Key Takeaways
- Middle-income shoppers are exhibiting some of the signs of stress that low-income households have for some time, according to the supermarket giant Kroger.
- Consumers are stretching their budgets by making smaller, more frequent purchases and buying fewer discretionary items, the company said.
A trip to the store isn’t as fruitful as it used to be.
Many consumers aren’t able to buy as many items on grocery runs, and are making multiple, smaller shopping trips, according to supermarket operator Kroger (KR). Middle-income households are stretching their budget across multiple visits, while pressure mounts on the low-income households who have been behaving this way for months, interim CEO Ronald Sargent said Thursday during a conference call with investors following the release of quarterly results.
“Middle-income customers are feeling increased pressure,” Sargent said, according to a transcript made available by AlphaSense. “They’re making smaller, more frequent trips to manage budgets, and they are cutting back on discretionary purchases.”
Fewer people bought meat, where inflation has been particularly intense, as well as discretionary items like snacks and alcohol, Sargent said.
Consumers are reacting to a number of concerns, he said, including a sluggish job market, the government shutdown, the interruption of Supplemental Nutrition Assistance Program benefits, and inflation. Pressure is most acute for low-income households, retailers said.
Low-priced products are critical for low-income shoppers, who are focused on keeping their total spend down, rather than on value or price-per-unit, Dollar General (DG) CEO Todd Vasos said on a conference call Thursday. Sales in Dollar General’s $1 sections grew 7.6% year-over-year last quarter, while same-store sales rose 2.5%, Vasos said.
“The consumer still needed to feed her family” during the SNAP stoppage and used cash, Vasos said, according to a transcript. “As those benefits flowed in, we also then got the SNAP benefit on the second part of the month. So, quite frankly, [that] was a net positive for us.”
Why This News Matters
Retailers are working through tariffs and rising costs, and in many cases raising at least some of their prices. But increasing prices too much could be problematic during a time when even the well-to-do are shopping at discount stores.

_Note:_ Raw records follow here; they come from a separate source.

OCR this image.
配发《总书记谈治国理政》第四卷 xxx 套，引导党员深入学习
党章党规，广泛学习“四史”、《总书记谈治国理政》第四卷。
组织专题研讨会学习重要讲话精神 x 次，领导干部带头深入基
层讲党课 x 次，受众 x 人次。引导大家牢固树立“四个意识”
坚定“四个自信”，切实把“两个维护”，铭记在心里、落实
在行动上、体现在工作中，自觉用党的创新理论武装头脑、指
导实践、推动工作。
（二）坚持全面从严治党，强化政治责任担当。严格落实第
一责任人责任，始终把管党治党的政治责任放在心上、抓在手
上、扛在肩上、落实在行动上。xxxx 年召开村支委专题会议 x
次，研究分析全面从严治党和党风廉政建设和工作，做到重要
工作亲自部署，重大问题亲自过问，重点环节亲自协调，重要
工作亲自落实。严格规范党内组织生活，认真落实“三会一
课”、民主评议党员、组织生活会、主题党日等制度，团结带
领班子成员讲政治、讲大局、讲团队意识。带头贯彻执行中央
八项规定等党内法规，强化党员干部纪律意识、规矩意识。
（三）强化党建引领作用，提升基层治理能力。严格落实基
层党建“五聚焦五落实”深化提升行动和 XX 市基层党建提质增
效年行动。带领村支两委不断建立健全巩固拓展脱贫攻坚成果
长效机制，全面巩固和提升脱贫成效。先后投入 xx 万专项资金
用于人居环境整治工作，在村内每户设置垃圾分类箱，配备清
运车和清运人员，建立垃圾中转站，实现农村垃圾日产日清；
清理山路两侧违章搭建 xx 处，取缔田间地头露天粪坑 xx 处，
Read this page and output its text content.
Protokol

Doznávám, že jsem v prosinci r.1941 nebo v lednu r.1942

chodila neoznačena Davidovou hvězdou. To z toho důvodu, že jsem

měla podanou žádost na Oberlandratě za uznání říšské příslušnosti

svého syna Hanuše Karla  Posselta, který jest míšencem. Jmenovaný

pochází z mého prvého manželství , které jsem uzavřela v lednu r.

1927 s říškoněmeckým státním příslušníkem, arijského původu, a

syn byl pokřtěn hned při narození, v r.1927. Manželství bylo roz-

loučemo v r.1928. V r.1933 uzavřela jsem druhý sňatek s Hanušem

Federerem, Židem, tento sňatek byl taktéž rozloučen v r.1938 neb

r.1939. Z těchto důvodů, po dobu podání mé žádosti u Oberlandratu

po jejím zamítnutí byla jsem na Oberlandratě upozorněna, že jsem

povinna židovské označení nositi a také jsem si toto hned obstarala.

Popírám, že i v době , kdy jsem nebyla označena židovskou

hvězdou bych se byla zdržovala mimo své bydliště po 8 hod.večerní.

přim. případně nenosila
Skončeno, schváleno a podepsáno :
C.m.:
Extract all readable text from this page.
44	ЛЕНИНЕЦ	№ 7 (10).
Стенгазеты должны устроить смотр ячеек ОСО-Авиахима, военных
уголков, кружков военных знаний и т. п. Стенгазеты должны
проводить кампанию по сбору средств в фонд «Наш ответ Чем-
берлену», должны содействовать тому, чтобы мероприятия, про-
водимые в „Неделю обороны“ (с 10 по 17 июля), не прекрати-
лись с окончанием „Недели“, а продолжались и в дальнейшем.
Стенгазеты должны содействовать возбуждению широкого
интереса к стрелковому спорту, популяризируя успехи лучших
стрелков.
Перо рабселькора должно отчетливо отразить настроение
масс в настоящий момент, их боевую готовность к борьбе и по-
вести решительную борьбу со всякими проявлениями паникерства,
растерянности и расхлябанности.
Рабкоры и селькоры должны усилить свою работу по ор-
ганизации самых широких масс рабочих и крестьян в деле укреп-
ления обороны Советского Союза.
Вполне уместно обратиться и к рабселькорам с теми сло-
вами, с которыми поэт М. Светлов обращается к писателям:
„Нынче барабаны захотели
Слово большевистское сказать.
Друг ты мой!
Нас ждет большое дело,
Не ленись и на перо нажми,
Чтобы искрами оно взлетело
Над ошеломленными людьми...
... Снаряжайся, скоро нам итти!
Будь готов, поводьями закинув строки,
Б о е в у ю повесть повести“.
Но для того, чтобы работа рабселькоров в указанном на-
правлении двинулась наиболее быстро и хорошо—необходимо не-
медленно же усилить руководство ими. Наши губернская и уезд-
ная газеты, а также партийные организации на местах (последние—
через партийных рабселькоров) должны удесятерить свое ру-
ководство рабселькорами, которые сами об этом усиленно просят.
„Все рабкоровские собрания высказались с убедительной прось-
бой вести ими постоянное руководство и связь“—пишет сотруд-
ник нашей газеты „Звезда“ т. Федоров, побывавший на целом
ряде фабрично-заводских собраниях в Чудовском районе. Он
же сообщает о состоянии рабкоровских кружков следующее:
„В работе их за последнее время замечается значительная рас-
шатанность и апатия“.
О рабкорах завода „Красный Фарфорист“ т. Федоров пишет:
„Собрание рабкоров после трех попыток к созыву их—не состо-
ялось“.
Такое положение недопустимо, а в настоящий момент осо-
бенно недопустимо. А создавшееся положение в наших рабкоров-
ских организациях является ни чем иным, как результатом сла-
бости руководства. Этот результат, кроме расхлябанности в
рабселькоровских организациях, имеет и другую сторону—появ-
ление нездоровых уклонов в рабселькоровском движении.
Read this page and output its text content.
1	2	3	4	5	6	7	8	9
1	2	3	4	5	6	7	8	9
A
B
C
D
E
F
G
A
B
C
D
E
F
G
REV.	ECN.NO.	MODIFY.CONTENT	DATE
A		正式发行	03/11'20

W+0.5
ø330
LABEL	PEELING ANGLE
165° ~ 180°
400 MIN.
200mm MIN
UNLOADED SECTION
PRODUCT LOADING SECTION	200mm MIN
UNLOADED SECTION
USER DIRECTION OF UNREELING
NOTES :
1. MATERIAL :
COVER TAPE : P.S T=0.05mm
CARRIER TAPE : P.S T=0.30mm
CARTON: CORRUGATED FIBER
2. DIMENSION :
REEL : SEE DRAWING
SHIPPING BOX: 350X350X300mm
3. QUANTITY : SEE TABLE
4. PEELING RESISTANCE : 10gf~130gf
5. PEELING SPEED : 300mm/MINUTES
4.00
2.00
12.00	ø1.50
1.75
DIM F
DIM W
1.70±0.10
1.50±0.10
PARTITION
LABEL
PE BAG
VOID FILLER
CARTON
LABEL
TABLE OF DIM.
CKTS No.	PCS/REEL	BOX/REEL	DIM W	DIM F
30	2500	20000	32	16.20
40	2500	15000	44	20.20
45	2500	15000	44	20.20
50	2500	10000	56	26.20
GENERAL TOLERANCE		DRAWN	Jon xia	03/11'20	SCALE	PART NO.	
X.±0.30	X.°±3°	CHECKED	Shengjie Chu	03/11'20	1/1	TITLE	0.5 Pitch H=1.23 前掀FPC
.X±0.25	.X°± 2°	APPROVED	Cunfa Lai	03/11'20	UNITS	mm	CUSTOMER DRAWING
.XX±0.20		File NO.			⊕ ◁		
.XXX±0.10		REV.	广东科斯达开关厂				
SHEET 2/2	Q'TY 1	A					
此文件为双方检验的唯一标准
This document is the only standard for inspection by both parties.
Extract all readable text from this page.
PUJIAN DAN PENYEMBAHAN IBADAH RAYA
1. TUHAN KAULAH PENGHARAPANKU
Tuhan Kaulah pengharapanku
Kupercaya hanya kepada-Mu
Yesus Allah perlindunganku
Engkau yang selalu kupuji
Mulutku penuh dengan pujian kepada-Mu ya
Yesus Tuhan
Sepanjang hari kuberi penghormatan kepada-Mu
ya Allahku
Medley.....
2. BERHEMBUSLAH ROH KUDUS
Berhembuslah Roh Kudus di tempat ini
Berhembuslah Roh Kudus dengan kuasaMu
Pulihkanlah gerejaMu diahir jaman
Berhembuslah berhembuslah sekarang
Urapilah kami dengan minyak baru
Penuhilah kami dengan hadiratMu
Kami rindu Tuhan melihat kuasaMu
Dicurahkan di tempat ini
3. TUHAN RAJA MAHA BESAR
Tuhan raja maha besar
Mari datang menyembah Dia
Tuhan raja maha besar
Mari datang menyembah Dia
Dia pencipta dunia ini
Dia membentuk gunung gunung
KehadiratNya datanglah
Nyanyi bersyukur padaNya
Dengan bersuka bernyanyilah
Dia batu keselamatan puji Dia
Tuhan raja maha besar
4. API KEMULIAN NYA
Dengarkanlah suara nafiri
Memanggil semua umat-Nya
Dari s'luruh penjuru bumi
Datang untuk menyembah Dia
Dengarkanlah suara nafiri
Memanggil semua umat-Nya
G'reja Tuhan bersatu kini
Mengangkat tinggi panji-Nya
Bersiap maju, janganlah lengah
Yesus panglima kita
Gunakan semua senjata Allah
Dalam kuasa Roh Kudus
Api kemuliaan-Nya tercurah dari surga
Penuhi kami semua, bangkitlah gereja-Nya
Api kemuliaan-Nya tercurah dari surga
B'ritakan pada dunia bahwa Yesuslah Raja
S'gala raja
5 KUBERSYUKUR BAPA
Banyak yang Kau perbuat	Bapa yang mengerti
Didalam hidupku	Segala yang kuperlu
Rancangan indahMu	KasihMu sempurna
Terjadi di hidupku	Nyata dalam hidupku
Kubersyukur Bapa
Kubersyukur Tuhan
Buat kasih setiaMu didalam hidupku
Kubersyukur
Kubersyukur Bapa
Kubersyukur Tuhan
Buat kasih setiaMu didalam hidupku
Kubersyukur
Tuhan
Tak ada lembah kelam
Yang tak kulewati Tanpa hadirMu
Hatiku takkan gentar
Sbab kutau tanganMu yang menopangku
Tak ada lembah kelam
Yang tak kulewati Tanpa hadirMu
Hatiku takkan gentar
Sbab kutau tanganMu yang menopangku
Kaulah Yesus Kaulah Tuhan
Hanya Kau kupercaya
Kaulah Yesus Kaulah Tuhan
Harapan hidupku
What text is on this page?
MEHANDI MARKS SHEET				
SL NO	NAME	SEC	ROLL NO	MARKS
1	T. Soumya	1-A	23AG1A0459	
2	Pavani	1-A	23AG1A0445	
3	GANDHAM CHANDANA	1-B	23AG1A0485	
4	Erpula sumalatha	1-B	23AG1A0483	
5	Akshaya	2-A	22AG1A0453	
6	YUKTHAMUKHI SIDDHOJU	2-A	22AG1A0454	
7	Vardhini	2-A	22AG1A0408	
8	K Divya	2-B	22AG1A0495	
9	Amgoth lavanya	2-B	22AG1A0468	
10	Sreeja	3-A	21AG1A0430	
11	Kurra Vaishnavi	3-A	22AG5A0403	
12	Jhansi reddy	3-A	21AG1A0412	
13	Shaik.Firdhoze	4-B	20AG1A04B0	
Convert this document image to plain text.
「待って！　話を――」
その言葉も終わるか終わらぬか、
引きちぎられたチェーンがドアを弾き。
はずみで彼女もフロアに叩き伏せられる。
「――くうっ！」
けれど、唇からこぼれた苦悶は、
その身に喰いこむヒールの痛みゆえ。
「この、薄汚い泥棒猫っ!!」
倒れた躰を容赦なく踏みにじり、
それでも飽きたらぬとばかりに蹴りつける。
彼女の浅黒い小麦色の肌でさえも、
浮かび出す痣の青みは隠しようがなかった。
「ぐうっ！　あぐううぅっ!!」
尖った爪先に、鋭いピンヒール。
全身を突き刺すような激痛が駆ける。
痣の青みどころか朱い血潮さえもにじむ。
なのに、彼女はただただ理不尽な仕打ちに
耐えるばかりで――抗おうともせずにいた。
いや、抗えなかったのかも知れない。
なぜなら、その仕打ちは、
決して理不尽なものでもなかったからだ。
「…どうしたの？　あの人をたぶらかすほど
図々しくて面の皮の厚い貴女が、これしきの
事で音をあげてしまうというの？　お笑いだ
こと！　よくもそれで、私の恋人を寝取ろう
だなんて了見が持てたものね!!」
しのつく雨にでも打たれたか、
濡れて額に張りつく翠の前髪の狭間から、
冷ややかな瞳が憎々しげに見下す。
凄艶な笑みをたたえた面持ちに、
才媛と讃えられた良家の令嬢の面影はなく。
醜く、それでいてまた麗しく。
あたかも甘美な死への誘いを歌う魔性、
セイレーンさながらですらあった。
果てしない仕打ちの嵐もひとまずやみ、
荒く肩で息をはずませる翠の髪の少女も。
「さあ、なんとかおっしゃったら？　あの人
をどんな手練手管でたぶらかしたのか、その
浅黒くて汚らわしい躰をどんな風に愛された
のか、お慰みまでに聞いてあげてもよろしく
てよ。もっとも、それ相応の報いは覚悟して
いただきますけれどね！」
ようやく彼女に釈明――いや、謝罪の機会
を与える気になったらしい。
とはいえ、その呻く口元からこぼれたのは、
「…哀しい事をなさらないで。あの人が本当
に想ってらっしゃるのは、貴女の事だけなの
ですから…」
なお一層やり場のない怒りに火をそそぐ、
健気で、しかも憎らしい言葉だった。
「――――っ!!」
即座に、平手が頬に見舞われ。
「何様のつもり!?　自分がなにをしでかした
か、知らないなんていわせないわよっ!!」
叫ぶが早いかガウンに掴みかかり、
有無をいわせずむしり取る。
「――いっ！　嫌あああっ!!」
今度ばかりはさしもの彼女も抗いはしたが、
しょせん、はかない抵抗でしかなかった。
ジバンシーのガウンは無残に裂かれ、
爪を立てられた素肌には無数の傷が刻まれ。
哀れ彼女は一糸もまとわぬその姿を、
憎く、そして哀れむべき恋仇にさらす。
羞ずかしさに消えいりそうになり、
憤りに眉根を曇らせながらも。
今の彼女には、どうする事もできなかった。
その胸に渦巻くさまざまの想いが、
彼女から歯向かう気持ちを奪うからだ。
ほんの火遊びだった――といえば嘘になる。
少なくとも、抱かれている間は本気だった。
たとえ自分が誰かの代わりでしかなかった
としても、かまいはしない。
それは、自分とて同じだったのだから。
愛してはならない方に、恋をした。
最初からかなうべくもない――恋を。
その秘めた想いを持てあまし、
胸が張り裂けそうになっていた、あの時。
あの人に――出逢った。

Dollar Tree (DLTR) saw traffic drop amid “sticker shock” this back-to-school shopping season, when the chain raised prices in response to inflation, CEO Michael Creedon Jr. said on a conference call this week. Customers have since returned, he said. But all of the chain’s 4.2% year-over-year growth in comparable store sales last quarter came from pricier purchases, given that traffic was down.
“Consumers are feeling much more uncertain than they have in a very long time,” said Elizabeth Lafontaine, director of research at Placer.ai, which tracks retail foot traffic.
Kroger, Walmart (WMT) and Target (TGT) are trying to put shoppers at ease by announcing price rollbacks. Still, staples feel expensive for many after several years of above-target inflation.
Price cuts are also part of the competition for affluent Americans, who are increasingly price sensitive, but still spending enough to be the force behind most of our economic growth. The well-to-do are more frequently buying from dollar stores and value-oriented companies.
The K-shaped economy—where the wealthy are comfortable spending, but others are not—is deepening the difference between trends at Walmarts in wealthy areas and those in low-income communities, CFO John David Rainey said at a conference this week.
“The disparity in wage growth between those income cohorts was as large as it’s been in almost a decade,” Rainey said, according to the transcript. “We see that in our customer base.”